Five main scenarios have been drawn up ranging from the EU retreating to no more than the current economic single market all the way through to the remaining 27 member-states deciding to do much more together, reigniting European integration. Of these futures, the status quo scenario of “carrying on” is probably the most likely to be realised.

This would see the EU continuing on a broadly similar trajectory while seeking to deliver on the Bratislava Declaration agreed by all 27 non-UK member-states last year. This manifesto includes better tackling of migration and border security, beefing up external security and defence and greater stress on enhancing economic and social development, especially for young people across the continent who have been badly impacted by the fallout of the 2008-2009 global financial crisis, not least in countries like Spain and Greece.

However, that muddling through option is by no means certain in the current economic and political context. Further setbacks could instead see either a “Nothing but the single market” or “Doing less more efficiently” scenario come to a pass.
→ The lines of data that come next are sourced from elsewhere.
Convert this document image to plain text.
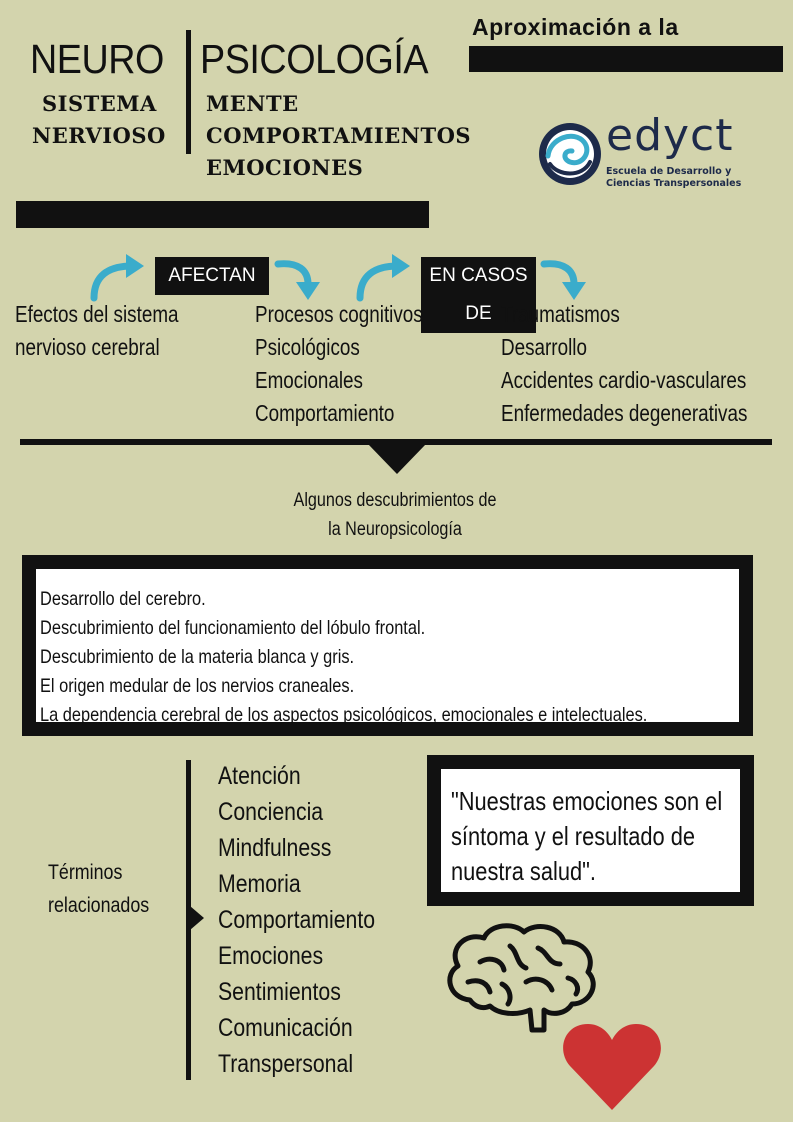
Aproximación a la
NEURO PSICOLOGÍA
SISTEMA
NERVIOSO
MENTE
COMPORTAMIENTOS
EMOCIONES
edyct
Escuela de Desarrollo y
Ciencias Transpersonales
AFECTAN	EN CASOS DE
Efectos del sistema
nervioso cerebral
Procesos cognitivos
Psicológicos
Emocionales
Comportamiento
Traumatismos
Desarrollo
Accidentes cardio-vasculares
Enfermedades degenerativas
Algunos descubrimientos de
la Neuropsicología
Desarrollo del cerebro.
Descubrimiento del funcionamiento del lóbulo frontal.
Descubrimiento de la materia blanca y gris.
El origen medular de los nervios craneales.
La dependencia cerebral de los aspectos psicológicos, emocionales e intelectuales.
Términos
relacionados
Atención
Conciencia
Mindfulness
Memoria
Comportamiento
Emociones
Sentimientos
Comunicación
Transpersonal
"Nuestras emociones son el
síntoma y el resultado de
nuestra salud".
In either of these, the current scale of EU functions will be rolled back with limited resources focused instead on a smaller number of policy areas, including the economic union.

Based on current trends, the least likely scenario to be realised is “doing much more together”. This would see all 27 remaining states sharing more power, resources, with decisions agreed faster and enforced much more quickly.
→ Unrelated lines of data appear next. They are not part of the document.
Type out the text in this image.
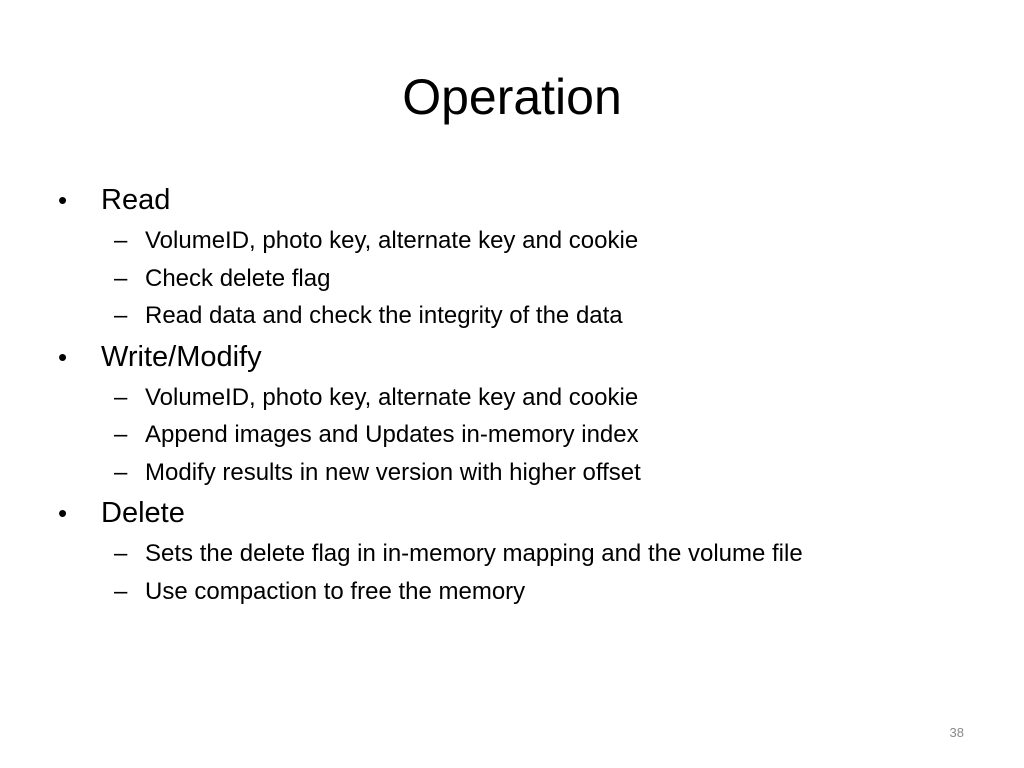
Operation
• Read
– VolumeID, photo key, alternate key and cookie
– Check delete flag
– Read data and check the integrity of the data
• Write/Modify
– VolumeID, photo key, alternate key and cookie
– Append images and Updates in-memory index
– Modify results in new version with higher offset
• Delete
– Sets the delete flag in in-memory mapping and the volume file
– Use compaction to free the memory
38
More plausible, however, is the “those who want to do more” scenario which would see more coalitions of the willing emerging in select policy areas to take forward the integration agenda on a flexible, rather than across-the-board basis. A model here could be the Eurozone where some 19 of the current 28 EU members have decided to enter into a monetary union with the euro as the single currency.

Perhaps inevitably, the worst-case scenario of the bloc imploding is not included in the five futures for the EU. Nonetheless, given the build-up of challenges now facing the union — both Brexit and beyond — this outcome is being reluctantly contemplated across the continent. As European Council President Donald Tusk said last month, the threats facing the bloc are now “more dangerous than ever” and could yet grow worse through either internal and/or external pressures intensifying in 2017 or beyond.

Taken overall, the Rome summit came as a welcome respite for the EU after months of turmoil.

The bloc’s forthcoming decisions over key questions such as deeper integration and an increasingly multi-speed union will define not just its internal and external character, but also its prospects for survival, potentially well into the 2020s.

Andrew Hammond is an Associate at LSE IDEAS at the London School of Economics.